So, things have been quiet on the home improvement front lately. I've done a couple of little touch-up jobs, like scraping away the weird grout bits that I didn't wipe off properly when i grouted the bath, but nothing really worth discussing. This week we have ambitious plans to clear and finish the dining room, but that may have to wait a couple of weeks.
What I did get done was to make the exterior cellar door secure. Warning - excessive use of parentheses follows.
The door concerned is an old, wood and plate glass door, similar to the original front door, but an obviously inferior model. It has, until now, had a rim latch with a little "lock" lever on it, and no other lock. This level of "security" was "reinforced" by a lovely old wooden screen door with a hook latch. Nothing here that would deter a casual vandal, let alone an intent burglar. Fortunately, this is a small town, and pretty safe, so it really wasn't that big of a deal. Til now.
However, I grew up in the city and have the requisite skittishness of someone who grew up with deadbolts on every door. There have been a few sleepless nights over that security hole. Then our insurance agent mentioned that having deadbolts on every entry would lower our insurance premium - so we bought new locks for every exterior door. And didn't install them. Well, okay, we installed them. One at a time, over a period of MONTHS. The new front door got one, and the back door got one, and the cellar door ... didn't.
Tangentially, we had removed the perfectly good, but ugly and unnecessary, aluminum storm windows from the formerly exterior interior windows on the now-enclosed front porch (that's quite a sentence). This gave us three entire storm windows to stick in the cellar. The only glass window in the house that had no protection from hail, or other weatherizing of any kind, was the plate glass cellar door. I had an epiphany, and decided to mount one of the spare storms over the glass panel on this door.

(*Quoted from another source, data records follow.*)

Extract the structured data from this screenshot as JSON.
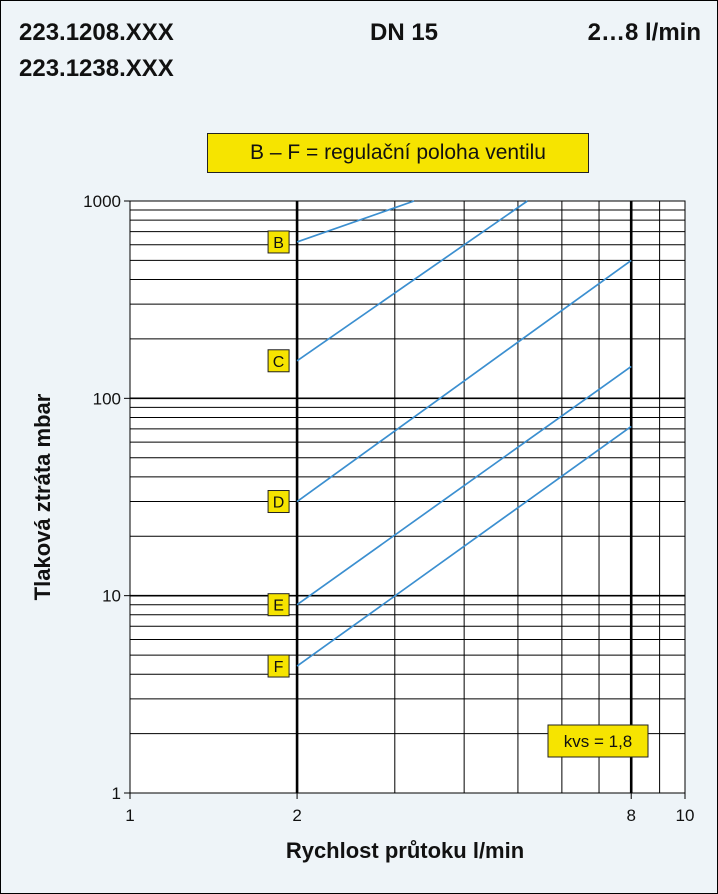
{
  "header": {
    "model_line_1": "223.1208.XXX",
    "model_line_2": "223.1238.XXX",
    "dn": "DN 15",
    "flow_range": "2…8 l/min"
  },
  "legend_note": "B – F = regulační poloha ventilu",
  "chart_data": {
    "type": "line",
    "xlabel": "Rychlost průtoku l/min",
    "ylabel": "Tlaková ztráta mbar",
    "xscale": "log",
    "yscale": "log",
    "xlim": [
      1,
      10
    ],
    "ylim": [
      1,
      1000
    ],
    "x_ticks": [
      "1",
      "2",
      "8",
      "10"
    ],
    "y_ticks": [
      "1",
      "10",
      "100",
      "1000"
    ],
    "grid": true,
    "emphasized_x_lines": [
      2,
      8
    ],
    "series": [
      {
        "name": "B",
        "x": [
          2,
          3.25
        ],
        "y": [
          620,
          1000
        ]
      },
      {
        "name": "C",
        "x": [
          2,
          5.2
        ],
        "y": [
          155,
          1000
        ]
      },
      {
        "name": "D",
        "x": [
          2,
          8
        ],
        "y": [
          30,
          500
        ]
      },
      {
        "name": "E",
        "x": [
          2,
          8
        ],
        "y": [
          9,
          145
        ]
      },
      {
        "name": "F",
        "x": [
          2,
          8
        ],
        "y": [
          4.4,
          72
        ]
      }
    ],
    "annotation": "kvs = 1,8",
    "colors": {
      "line": "#3b8fd0",
      "label_fill": "#f6e400",
      "panel": "#eef4f8"
    }
  }
}
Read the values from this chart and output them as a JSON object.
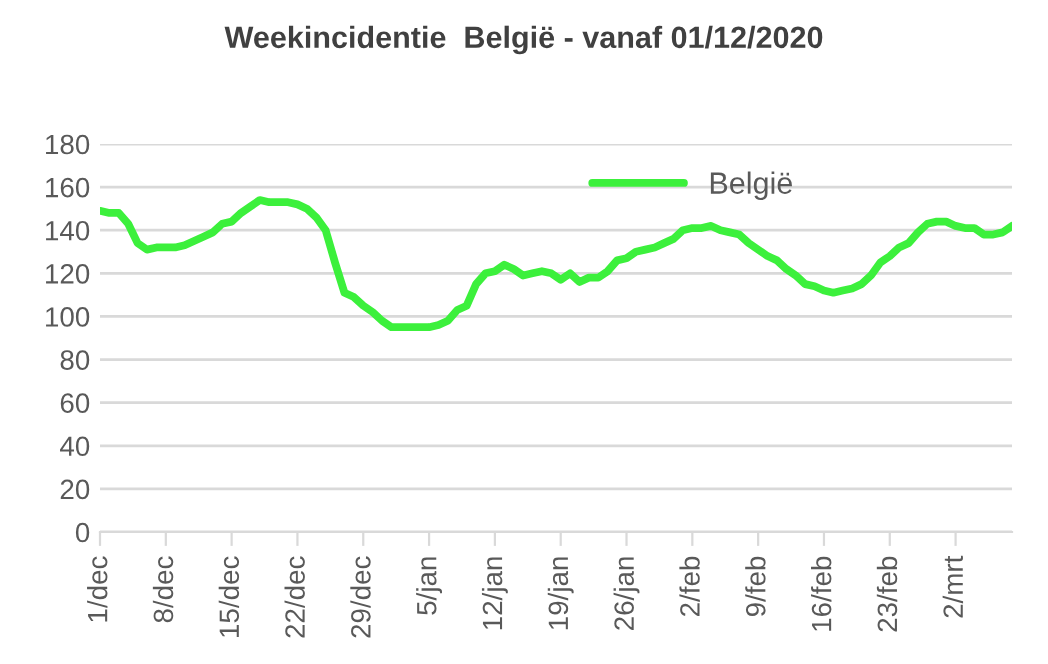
{
  "chart_data": {
    "type": "line",
    "title": "Weekincidentie  België - vanaf 01/12/2020",
    "categories": [
      "1/dec",
      null,
      null,
      null,
      null,
      null,
      null,
      "8/dec",
      null,
      null,
      null,
      null,
      null,
      null,
      "15/dec",
      null,
      null,
      null,
      null,
      null,
      null,
      "22/dec",
      null,
      null,
      null,
      null,
      null,
      null,
      "29/dec",
      null,
      null,
      null,
      null,
      null,
      null,
      "5/jan",
      null,
      null,
      null,
      null,
      null,
      null,
      "12/jan",
      null,
      null,
      null,
      null,
      null,
      null,
      "19/jan",
      null,
      null,
      null,
      null,
      null,
      null,
      "26/jan",
      null,
      null,
      null,
      null,
      null,
      null,
      "2/feb",
      null,
      null,
      null,
      null,
      null,
      null,
      "9/feb",
      null,
      null,
      null,
      null,
      null,
      null,
      "16/feb",
      null,
      null,
      null,
      null,
      null,
      null,
      "23/feb",
      null,
      null,
      null,
      null,
      null,
      null,
      "2/mrt",
      null,
      null,
      null,
      null,
      null,
      null
    ],
    "series": [
      {
        "name": "België",
        "color": "#3cf03c",
        "values": [
          149,
          148,
          148,
          143,
          134,
          131,
          132,
          132,
          132,
          133,
          135,
          137,
          139,
          143,
          144,
          148,
          151,
          154,
          153,
          153,
          153,
          152,
          150,
          146,
          140,
          125,
          111,
          109,
          105,
          102,
          98,
          95,
          95,
          95,
          95,
          95,
          96,
          98,
          103,
          105,
          115,
          120,
          121,
          124,
          122,
          119,
          120,
          121,
          120,
          117,
          120,
          116,
          118,
          118,
          121,
          126,
          127,
          130,
          131,
          132,
          134,
          136,
          140,
          141,
          141,
          142,
          140,
          139,
          138,
          134,
          131,
          128,
          126,
          122,
          119,
          115,
          114,
          112,
          111,
          112,
          113,
          115,
          119,
          125,
          128,
          132,
          134,
          139,
          143,
          144,
          144,
          142,
          141,
          141,
          138,
          138,
          139,
          142
        ]
      }
    ],
    "ylim": [
      0,
      180
    ],
    "yticks": [
      0,
      20,
      40,
      60,
      80,
      100,
      120,
      140,
      160,
      180
    ],
    "grid": "y",
    "legend": "top",
    "marker": "none",
    "line_style": "solid"
  }
}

After installing the storm window over the glass panel (It's no prizewinner, looks wise, but I think I can pretty it up with some paint or mouldings.), I finally mounted the plain silver deadbolt we'd bought almost a year ago. That was an exercise in Making It Work - the door had been trimmed on the latch side to fit the frame, probably 80 years ago, and was almost too narrow to mount the lock without damaging the door or the glass. I ended up cutting a much smaller hole than called for by the lock's installation instructions, just large enough to fit the lock's mounting screws through, cutting the tube hole, then using my Dremel's drill saw to carve out just enough space to fit the end of the tube latch into the door. I love my Dremel.
Mounting the the strikeplate on the frame was a pain, as usual, but I managed, after only three false starts. There is now double glass and a deadbolt on the cellar door, along with its old and and ugly, but reliable, rim-mount knob set.
The dear old wooden screen door is coming off, and it will probably get replaced with the old modern storm door (also removed from the now-interior front door), for an extra layer of weather safety. We'll be refinishing the wooden screen door and mounting it on the back screen porch, probably when I get the screencloth put up on the naked screen mounting strips.
On the military front, Chris is finally processed back in. And barely in time - our savings ran out last month, we had to borrow from my mother to get by. He'd taken a leave of absence from work when he was asked to return to active duty, but we had no idea it might take six months, only one month of which was due to Chris training for his physical. Well, everything is okay now, and we're just waiting for orders.
I don't know how I'm going to face moving if we have to. We're just getting started.